A comedian by the name of Tubby Levi of the R.A.F. would also entertain the grateful audience.

*Viv Orchard would often sneak out through the wire at night to try and scrounge anything edible. He came back one night in 1945 with a few sweet potatoes. As American Lockheed Lightening ‘planes were often seen overhead, open fires were banned unless permission to build one had been obtained.

Someone sought permission on the pretext of having to wash ‘clothing’ and surprisingly, was given. Now all that was needed was a cooking utensil and someone ran to the ‘cookhouse’. The cookhouse in name only, was a brick fire trough and cleaned out oil drums for saucepans. At the cookhouse they were told no clean drums were spare but they could have the one waiting to be cleaned. This was taken and put on bricks over the now burning fire. Water was added to the oil and grease caked drum and the sweet potatoes dropped in. When the Jap guard was spotted heading towards them, old remnants of clothing was quickly added to the boiling water. A stick was used to submerge the rags beneath the scum of oil and grease bubbling on the surface. The Jap looked into the steaming lumpy mass and grimaced before striding off.

After the scum was scooped away and time given for the potatoes to cook, they were quickly shared between the men and devoured. Dennis remembered the meal as being the best meal he had tasted even though they still needed more time in the pot.

Freddie Harris, an Oxfordshire lad, made Dennis’ stomach turn when, after butchering a yak, proceeded to drink its blood. In fact this, when mixed and boiled with whatever other meagre rations they had, would provide them with the protein their bodies desperately craved for. Freddie certainly knew this.

Sometimes a film show was put on by the Japs. The screen was erected and the Japs would sit on one side of it and the prisoners on the other. They would often show propaganda films of their tanks blazing across the screen, but the prisoners weren’t so stupid as to recognise, even though the picture was reversed, that the tanks were in fact only ONE tank, filmed in different locations. The reversed same number on the tank side gave it away.

*After his daring and suffering in the camp, Viv Orchard returned to Noel St, New Basford, Nottingham, later moving to Radford Bridge Rd until the mid 1960's when he moved to Ravencroft Rd, Bulwell - he died on 13th January 1982 from an infection.

 Like many of the prisoners, Dennis and Vern never gave up hope of the Allies winning the war. They made plans to work together when they returned home. Vern drew plans of a boat they would build and Dennis still has this drawing today. Dennis remembered drawing a picture of his Norton motor bike down to the finest detail. He was very proud of this drawing but eventually it was torn into strips to make cigarettes. He regretted it ever since. Other drawings he did on fiercely defended paper were lost when he was taken unconscious to hospital and never returned to camp.

He cannot remember how the drawing of the boat came to be in his possession. Vern may have left it with him after the war.

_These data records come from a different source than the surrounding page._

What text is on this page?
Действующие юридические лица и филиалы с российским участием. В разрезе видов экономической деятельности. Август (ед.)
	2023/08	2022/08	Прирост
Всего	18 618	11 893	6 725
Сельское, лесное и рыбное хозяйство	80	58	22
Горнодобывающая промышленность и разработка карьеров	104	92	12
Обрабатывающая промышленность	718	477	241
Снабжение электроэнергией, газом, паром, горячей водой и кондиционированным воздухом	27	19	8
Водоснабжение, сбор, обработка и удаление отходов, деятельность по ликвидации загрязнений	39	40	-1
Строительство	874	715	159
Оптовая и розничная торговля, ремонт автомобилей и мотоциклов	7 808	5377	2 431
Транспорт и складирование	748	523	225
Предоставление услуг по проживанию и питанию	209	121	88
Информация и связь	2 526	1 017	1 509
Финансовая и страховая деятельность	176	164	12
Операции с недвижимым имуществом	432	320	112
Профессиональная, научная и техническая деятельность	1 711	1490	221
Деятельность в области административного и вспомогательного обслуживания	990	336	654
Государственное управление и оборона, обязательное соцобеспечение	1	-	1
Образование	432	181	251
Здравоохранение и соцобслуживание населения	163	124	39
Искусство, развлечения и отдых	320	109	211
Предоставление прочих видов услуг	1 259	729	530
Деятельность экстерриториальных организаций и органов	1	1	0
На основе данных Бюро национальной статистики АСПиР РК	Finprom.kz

Boat drawing by Vernon Richmond
Vernon Richmond and wife Molly 1941

Vern Richmond, at Batu Lintang camp, was approached by a Jap carpenter who stood watching him work at his bench. Speaking English, the Jap told him to come and work in his carpenters hut and from that day on, Vern never went out of the camp on a working party again. The friendly Jap took him under his wing and gave him an easier time in camp than most of the other inmates. Vern had indeed landed a ‘cushy’ job and was one of the few lucky ones to return home in better health than most of the others.  

In later years well after wars end, this friendly Jap had tried to get in touch with Vern by letter. Unfortunately Vern had since passed away.